I then got my undergrad degree, drove US Navy submarines, did some combat system integration, got a PhD, and then parlayed a CPU design startup venture from my bedroom into a job with Harris Semiconductor doing embedded controller design. I managed to get two articles into Byte magazine along the way (remember that? or at least heard of it?). One of them was a cover article on a particular style of computer design (April 1987). When I visited the Smithsonian computer history exhibit there was a huge stack of Byte magazines on display, and I could see the spine of that issue buried in the stack. Nothing makes you feel older than seeing something you wrote in a museum!

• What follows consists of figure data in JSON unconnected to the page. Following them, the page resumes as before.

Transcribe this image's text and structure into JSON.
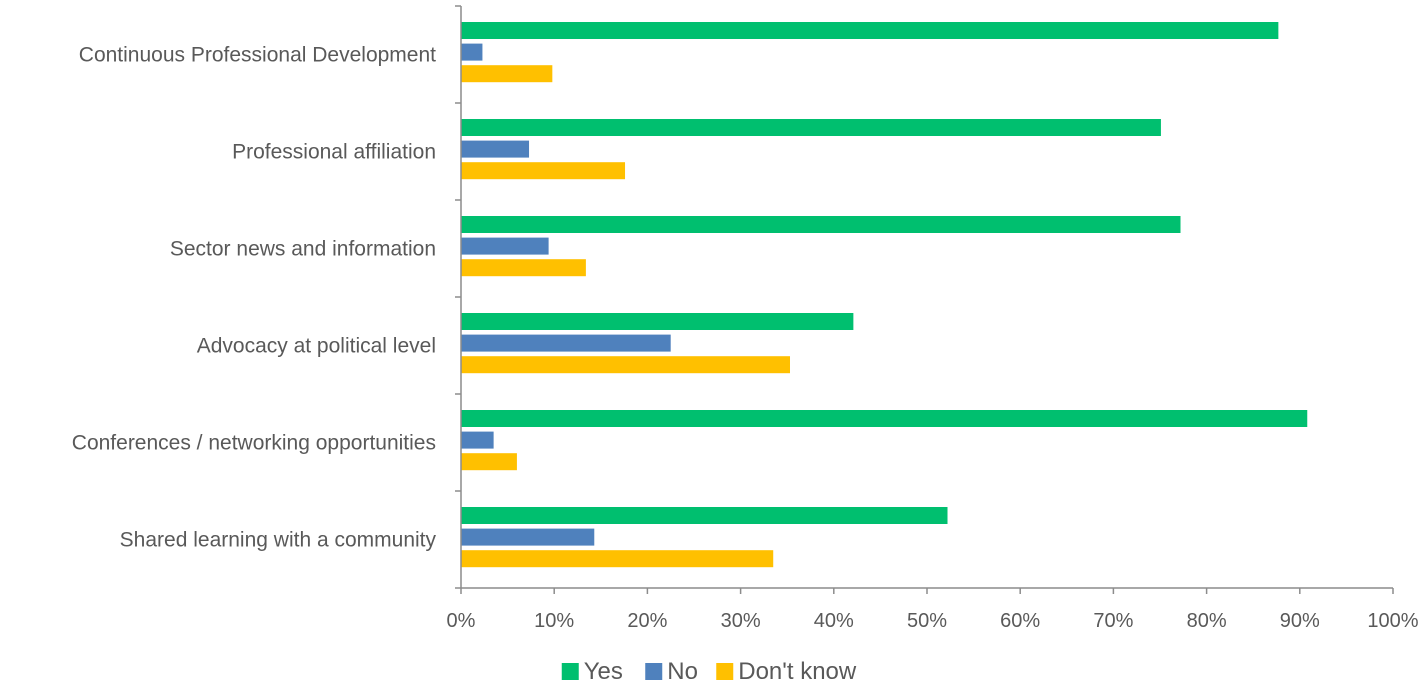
{
  "chart_data": {
    "type": "bar",
    "orientation": "horizontal",
    "categories": [
      "Continuous Professional Development",
      "Professional affiliation",
      "Sector news and information",
      "Advocacy at political level",
      "Conferences / networking opportunities",
      "Shared learning with a community"
    ],
    "series": [
      {
        "name": "Yes",
        "color": "#00bf6f",
        "values": [
          87.7,
          75.1,
          77.2,
          42.1,
          90.8,
          52.2
        ]
      },
      {
        "name": "No",
        "color": "#4f81bd",
        "values": [
          2.3,
          7.3,
          9.4,
          22.5,
          3.5,
          14.3
        ]
      },
      {
        "name": "Don't know",
        "color": "#ffc000",
        "values": [
          9.8,
          17.6,
          13.4,
          35.3,
          6.0,
          33.5
        ]
      }
    ],
    "xlim": [
      0,
      100
    ],
    "xticks": [
      "0%",
      "10%",
      "20%",
      "30%",
      "40%",
      "50%",
      "60%",
      "70%",
      "80%",
      "90%",
      "100%"
    ],
    "grid": false,
    "legend_position": "bottom"
  }
}
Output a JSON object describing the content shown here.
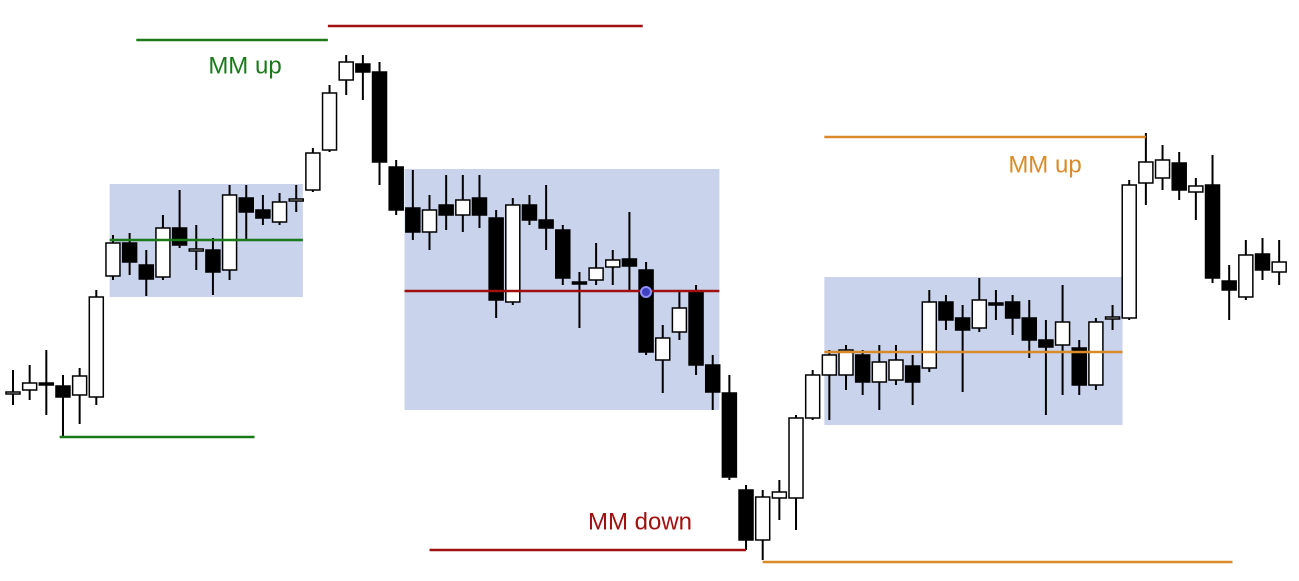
{
  "chart_data": {
    "type": "candlestick",
    "open": [
      187,
      191,
      198,
      195,
      186,
      184,
      305,
      338,
      316,
      304,
      353,
      330,
      331,
      311,
      383,
      371,
      359,
      381,
      391,
      431,
      501,
      517,
      509,
      414,
      373,
      349,
      376,
      366,
      383,
      363,
      279,
      376,
      361,
      351,
      299,
      301,
      314,
      322,
      311,
      221,
      249,
      289,
      216,
      188,
      91,
      41,
      83,
      83,
      163,
      206,
      206,
      226,
      199,
      201,
      215,
      213,
      279,
      263,
      253,
      278,
      279,
      263,
      241,
      236,
      233,
      196,
      263,
      263,
      398,
      403,
      418,
      389,
      396,
      300,
      284,
      327,
      309
    ],
    "high": [
      211,
      216,
      231,
      206,
      213,
      291,
      346,
      348,
      331,
      366,
      391,
      356,
      343,
      396,
      396,
      386,
      388,
      396,
      433,
      496,
      526,
      526,
      519,
      421,
      411,
      386,
      406,
      406,
      406,
      371,
      383,
      386,
      396,
      356,
      309,
      338,
      331,
      369,
      319,
      256,
      291,
      296,
      226,
      206,
      96,
      91,
      101,
      166,
      211,
      231,
      236,
      231,
      236,
      236,
      226,
      291,
      286,
      276,
      303,
      291,
      286,
      281,
      261,
      296,
      241,
      263,
      276,
      401,
      448,
      436,
      429,
      403,
      426,
      316,
      341,
      343,
      341
    ],
    "low": [
      176,
      181,
      166,
      144,
      157,
      176,
      301,
      306,
      285,
      301,
      333,
      311,
      286,
      301,
      341,
      356,
      356,
      369,
      389,
      429,
      486,
      481,
      396,
      366,
      341,
      331,
      351,
      349,
      353,
      263,
      276,
      356,
      331,
      296,
      253,
      296,
      296,
      291,
      226,
      188,
      241,
      206,
      171,
      101,
      31,
      21,
      61,
      51,
      161,
      161,
      191,
      186,
      171,
      196,
      176,
      209,
      251,
      189,
      249,
      261,
      246,
      223,
      166,
      186,
      186,
      191,
      251,
      261,
      376,
      391,
      381,
      361,
      298,
      261,
      281,
      301,
      296
    ],
    "close": [
      189,
      198,
      196,
      184,
      205,
      284,
      338,
      319,
      302,
      353,
      336,
      332,
      309,
      386,
      369,
      363,
      379,
      382,
      428,
      488,
      519,
      509,
      419,
      371,
      349,
      371,
      366,
      381,
      366,
      281,
      376,
      361,
      353,
      303,
      298,
      313,
      321,
      315,
      229,
      243,
      273,
      216,
      189,
      104,
      41,
      84,
      89,
      163,
      206,
      226,
      231,
      199,
      219,
      221,
      199,
      279,
      261,
      251,
      281,
      277,
      263,
      241,
      234,
      259,
      196,
      259,
      264,
      396,
      419,
      421,
      391,
      395,
      303,
      291,
      326,
      311,
      319
    ],
    "ylim": [
      0,
      581
    ],
    "zones": [
      {
        "from": 5.8,
        "to": 17.4,
        "top": 397,
        "bottom": 284,
        "color": "#c9d3ec"
      },
      {
        "from": 23.5,
        "to": 42.4,
        "top": 412,
        "bottom": 171,
        "color": "#c9d3ec"
      },
      {
        "from": 48.7,
        "to": 66.6,
        "top": 304,
        "bottom": 156,
        "color": "#c9d3ec"
      }
    ],
    "levels": [
      {
        "value": 541,
        "from": 7.4,
        "to": 18.9,
        "color": "#1a7a1a"
      },
      {
        "value": 144,
        "from": 2.8,
        "to": 14.5,
        "color": "#1a7a1a"
      },
      {
        "value": 341,
        "from": 5.8,
        "to": 17.4,
        "color": "#1a7a1a"
      },
      {
        "value": 555,
        "from": 18.9,
        "to": 37.8,
        "color": "#a01010"
      },
      {
        "value": 290,
        "from": 23.5,
        "to": 42.4,
        "color": "#a01010"
      },
      {
        "value": 31,
        "from": 25.0,
        "to": 44.0,
        "color": "#a01010"
      },
      {
        "value": 444,
        "from": 48.7,
        "to": 68.0,
        "color": "#d98b2a"
      },
      {
        "value": 229,
        "from": 48.7,
        "to": 66.6,
        "color": "#d98b2a"
      },
      {
        "value": 19,
        "from": 45.0,
        "to": 73.2,
        "color": "#d98b2a"
      }
    ],
    "annotations": [
      {
        "text": "MM up",
        "color": "#1a7a1a"
      },
      {
        "text": "MM down",
        "color": "#a01010"
      },
      {
        "text": "MM up",
        "color": "#d98b2a"
      }
    ]
  }
}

Jack has posted a copy of the very first ESP magazine from 1988 posted here: http://www.ganssle.com/misc/firstesp.pdf In addition to several pictures of original IBM PC "clone" systems (as we called them in the 80s) you'll also see a 4-page spread for the RTX CPU series on pages 53-56. Those are the guys I started working for in 1989, designing the 32-bit version of the processor family and helping with evolution of the 16-bit version they already had been working on. I found and started reading ESP around the second or third issue, and have read every single issue since. I also assign selected articles from back issues to students in my courses today as a way to supplement embedded system textbooks with articles that in many cases are more directly applicable to the real world. I contributed a few articles to ESP over the years and did the Embedded Systems Conference a few times -- most recently about a year ago in Silicon Valley. It's always fun to connect with the community that way.

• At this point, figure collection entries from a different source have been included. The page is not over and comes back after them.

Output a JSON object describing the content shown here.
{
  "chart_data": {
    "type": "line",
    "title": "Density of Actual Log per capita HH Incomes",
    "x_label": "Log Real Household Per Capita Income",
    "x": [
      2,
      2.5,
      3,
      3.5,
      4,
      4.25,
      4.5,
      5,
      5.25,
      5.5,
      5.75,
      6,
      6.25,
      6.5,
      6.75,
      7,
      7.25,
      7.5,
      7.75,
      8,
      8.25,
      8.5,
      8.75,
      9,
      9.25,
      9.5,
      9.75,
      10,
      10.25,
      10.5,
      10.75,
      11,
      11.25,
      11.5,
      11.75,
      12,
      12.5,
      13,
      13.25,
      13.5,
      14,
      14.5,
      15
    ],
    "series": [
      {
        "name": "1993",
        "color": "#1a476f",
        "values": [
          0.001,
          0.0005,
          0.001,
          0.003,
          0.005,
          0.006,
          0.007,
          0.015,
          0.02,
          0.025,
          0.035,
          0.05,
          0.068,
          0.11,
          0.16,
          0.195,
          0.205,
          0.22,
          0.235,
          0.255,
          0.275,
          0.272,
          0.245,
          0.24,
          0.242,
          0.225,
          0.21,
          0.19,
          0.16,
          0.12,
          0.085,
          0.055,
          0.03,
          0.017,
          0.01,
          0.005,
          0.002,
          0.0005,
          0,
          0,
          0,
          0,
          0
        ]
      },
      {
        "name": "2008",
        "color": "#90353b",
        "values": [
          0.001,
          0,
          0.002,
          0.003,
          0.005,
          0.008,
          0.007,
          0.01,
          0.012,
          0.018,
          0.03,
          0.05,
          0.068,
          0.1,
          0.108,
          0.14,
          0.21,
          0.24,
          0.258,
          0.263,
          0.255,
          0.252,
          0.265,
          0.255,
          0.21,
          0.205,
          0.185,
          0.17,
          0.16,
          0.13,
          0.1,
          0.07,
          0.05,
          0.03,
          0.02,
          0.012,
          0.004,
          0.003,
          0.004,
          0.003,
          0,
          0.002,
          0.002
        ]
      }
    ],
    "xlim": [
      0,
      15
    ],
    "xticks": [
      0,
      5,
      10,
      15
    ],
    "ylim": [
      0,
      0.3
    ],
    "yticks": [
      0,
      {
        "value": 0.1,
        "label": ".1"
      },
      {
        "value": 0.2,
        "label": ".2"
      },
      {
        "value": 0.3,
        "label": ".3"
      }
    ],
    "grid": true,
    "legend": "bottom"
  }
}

I've been doing embedded systems one way or another since I got my degrees, including a few years at United Technologies (mostly elevators and automotive, but also time with jet engines, radars, sonars, helicopters, HVAC systems, and things I'm forgetting). Then I went to Carnegie Mellon to work on wearable computers, software robustness testing, embedded networking, graceful degradation, embedded system safety, and embedded system security. And most recently, autonomous vehicle dependability.

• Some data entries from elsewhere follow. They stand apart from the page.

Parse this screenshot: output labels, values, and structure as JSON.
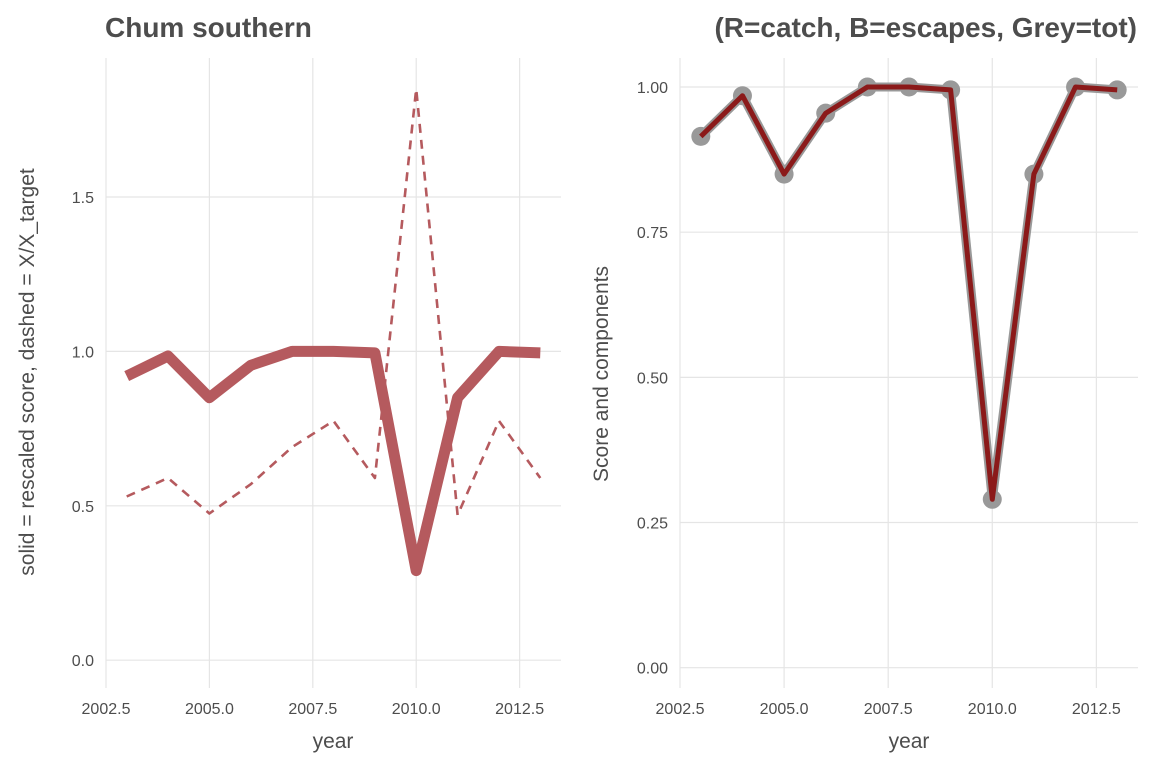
{
  "chart_data": [
    {
      "type": "line",
      "title": "Chum southern",
      "xlabel": "year",
      "ylabel": "solid = rescaled score, dashed = X/X_target",
      "xlim": [
        2002.5,
        2013.5
      ],
      "ylim": [
        -0.09,
        1.95
      ],
      "xticks": [
        2002.5,
        2005.0,
        2007.5,
        2010.0,
        2012.5
      ],
      "xtick_labels": [
        "2002.5",
        "2005.0",
        "2007.5",
        "2010.0",
        "2012.5"
      ],
      "yticks": [
        0.0,
        0.5,
        1.0,
        1.5
      ],
      "ytick_labels": [
        "0.0",
        "0.5",
        "1.0",
        "1.5"
      ],
      "grid": true,
      "x": [
        2003,
        2004,
        2005,
        2006,
        2007,
        2008,
        2009,
        2010,
        2011,
        2012,
        2013
      ],
      "series": [
        {
          "style": "solid",
          "color": "#b55a5e",
          "values": [
            0.92,
            0.985,
            0.85,
            0.955,
            1.0,
            1.0,
            0.995,
            0.29,
            0.85,
            1.0,
            0.995
          ]
        },
        {
          "style": "dashed",
          "color": "#b55a5e",
          "values": [
            0.53,
            0.59,
            0.475,
            0.57,
            0.69,
            0.775,
            0.59,
            1.85,
            0.47,
            0.775,
            0.59
          ]
        }
      ]
    },
    {
      "type": "line",
      "title": "(R=catch, B=escapes, Grey=tot)",
      "xlabel": "year",
      "ylabel": "Score and components",
      "xlim": [
        2002.5,
        2013.5
      ],
      "ylim": [
        -0.035,
        1.05
      ],
      "xticks": [
        2002.5,
        2005.0,
        2007.5,
        2010.0,
        2012.5
      ],
      "xtick_labels": [
        "2002.5",
        "2005.0",
        "2007.5",
        "2010.0",
        "2012.5"
      ],
      "yticks": [
        0.0,
        0.25,
        0.5,
        0.75,
        1.0
      ],
      "ytick_labels": [
        "0.00",
        "0.25",
        "0.50",
        "0.75",
        "1.00"
      ],
      "grid": true,
      "x": [
        2003,
        2004,
        2005,
        2006,
        2007,
        2008,
        2009,
        2010,
        2011,
        2012,
        2013
      ],
      "series": [
        {
          "style": "line-points",
          "color": "#999999",
          "values": [
            0.915,
            0.985,
            0.85,
            0.955,
            1.0,
            1.0,
            0.995,
            0.29,
            0.85,
            1.0,
            0.995
          ]
        },
        {
          "style": "line",
          "color": "#8b1a1a",
          "values": [
            0.915,
            0.985,
            0.85,
            0.955,
            1.0,
            1.0,
            0.995,
            0.29,
            0.85,
            1.0,
            0.995
          ]
        }
      ]
    }
  ]
}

Along the way I've kept up with ESP/ESD even though I was really supposed to be spending more time reading journals and other academic-type stuff. But the embedded system articles are more fun! I've noticed the magazine getting thinner and thinner in recent years, and figured it would eventually come to an end. But it is still sad to see it go. Embedded systems as a profession is quite decentralized. For many years the only real common element that professionals were likely to have was a subscription to that magazine. Other publications have appeared, blogs like this one have popped up, and I know the ESD web site will live on. Hopefully in ten years the community will have even better resources available. We'll see how it turns out.
(PS: for those of you who have noticed no blog postings in a while, this blog and I are both still alive. I have just been that busy. I expect to get back to regular posting eventually. And my CRC blog will see more activity when I get some research funding permissions issues cleared up, although that may be a while.)